Kathryn Clark is a senior scientist at NASA, working in the field of human exploration and development of space enterprise. Dr. Clark's primary scientific interests are neuromuscular development and adaptation to altered environments. She earned master's and doctor degrees from the University of Michigan and then joined the faculty of the Department of Anatomy and Cell Biology in 1993, from which she is on leave. She has served as deputy director of the NASA Commercial Space Center, The Center for Microgravity Automation Technology, which provides imaging technology for the space station. Dr. Clark received the Outstanding International Award from Women in Aerospace and was recently inducted into the National Women's Museum in Dallas. Dr. Clark is a pilot and is a member of the International Society of Women Pilots. Dr. Clark is also a member of the Board of Trustees of the National Marine Sanctuary Foundation.
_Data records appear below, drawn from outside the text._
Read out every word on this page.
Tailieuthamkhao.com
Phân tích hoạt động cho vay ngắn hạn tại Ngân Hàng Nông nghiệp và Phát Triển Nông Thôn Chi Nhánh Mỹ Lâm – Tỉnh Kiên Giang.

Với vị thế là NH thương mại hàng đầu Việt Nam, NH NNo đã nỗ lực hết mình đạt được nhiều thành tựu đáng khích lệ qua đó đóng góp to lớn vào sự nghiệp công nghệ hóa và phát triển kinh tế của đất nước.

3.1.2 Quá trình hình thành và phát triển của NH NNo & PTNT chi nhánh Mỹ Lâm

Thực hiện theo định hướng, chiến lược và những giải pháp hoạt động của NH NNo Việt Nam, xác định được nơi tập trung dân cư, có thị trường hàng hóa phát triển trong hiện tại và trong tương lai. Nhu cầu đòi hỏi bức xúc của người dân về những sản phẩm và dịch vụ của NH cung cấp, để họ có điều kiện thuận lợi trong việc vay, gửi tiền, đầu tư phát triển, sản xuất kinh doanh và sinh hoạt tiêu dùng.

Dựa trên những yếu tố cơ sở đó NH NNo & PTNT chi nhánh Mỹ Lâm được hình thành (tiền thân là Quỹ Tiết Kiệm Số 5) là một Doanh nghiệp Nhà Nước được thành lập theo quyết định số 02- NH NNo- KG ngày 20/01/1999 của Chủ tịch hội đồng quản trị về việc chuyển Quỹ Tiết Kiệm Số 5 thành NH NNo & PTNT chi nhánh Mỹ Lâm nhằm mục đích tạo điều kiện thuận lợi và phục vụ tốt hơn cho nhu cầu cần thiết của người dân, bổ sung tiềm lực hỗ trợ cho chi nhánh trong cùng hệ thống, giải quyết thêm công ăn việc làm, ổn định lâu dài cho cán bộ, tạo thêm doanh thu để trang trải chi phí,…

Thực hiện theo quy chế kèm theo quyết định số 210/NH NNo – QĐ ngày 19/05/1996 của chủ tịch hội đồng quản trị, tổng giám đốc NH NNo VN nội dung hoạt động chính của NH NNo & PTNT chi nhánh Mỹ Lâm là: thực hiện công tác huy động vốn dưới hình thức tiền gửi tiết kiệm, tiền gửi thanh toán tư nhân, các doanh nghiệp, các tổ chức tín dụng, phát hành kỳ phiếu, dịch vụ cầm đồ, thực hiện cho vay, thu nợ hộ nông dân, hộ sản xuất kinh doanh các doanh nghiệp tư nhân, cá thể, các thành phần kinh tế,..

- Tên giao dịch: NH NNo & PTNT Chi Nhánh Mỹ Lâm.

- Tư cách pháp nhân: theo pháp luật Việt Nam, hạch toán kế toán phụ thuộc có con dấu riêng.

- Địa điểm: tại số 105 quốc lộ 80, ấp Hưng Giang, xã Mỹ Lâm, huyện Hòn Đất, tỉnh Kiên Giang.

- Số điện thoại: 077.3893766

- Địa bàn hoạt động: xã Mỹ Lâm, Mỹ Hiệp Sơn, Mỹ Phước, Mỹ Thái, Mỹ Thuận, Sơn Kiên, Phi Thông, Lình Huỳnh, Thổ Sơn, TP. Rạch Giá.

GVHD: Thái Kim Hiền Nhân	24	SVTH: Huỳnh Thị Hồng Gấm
Stephen Hicks is president and CEO of J. M. Longyear LLC, a natural
resources company with interests in the upper Midwest and Canada. He is
also vice chairman of Minnesota Steel Industries. Hicks brings more than
twenty years of experience in businesses focused on natural resources to
the Board. An alumnus of Michigan Tech, Hicks graduated in 1983 with a
Bachelor of Science in Business Administration, Accounting and is a
graduate of the University of Michigan Business School Executive
Program. He has served on Michigan Tech’s School of Forest Resources and
Environmental Science Advisory Committee and Building Expansion
Committee. He has also served as chair of the Michigan Forest Products
Council.

Dr. Ruth A. Reck is a professor at the University of California at Davis and is the former director of the National Institute for Global Environmental Change (NIGEC). Prior to that, Dr. Reck was the director of Argonne National Laboratory’s Global Climate Change Program and was serving a two-year term as the laboratory’s Women in Science Program Initiator. As a spokesperson and internal consultant on environmental issues related to the greenhouse effect and stratospheric ozone depletion, she has served on numerous review boards and subcommittees for the National Science Foundation and Argonne National Laboratory; was a US delegate to SCOPE (Scientific Council on Problems of the Environment) with the United Nations; and has written extensively on environmental issues (more than 150 major publications). She holds a doctorate from the University of Minnesota.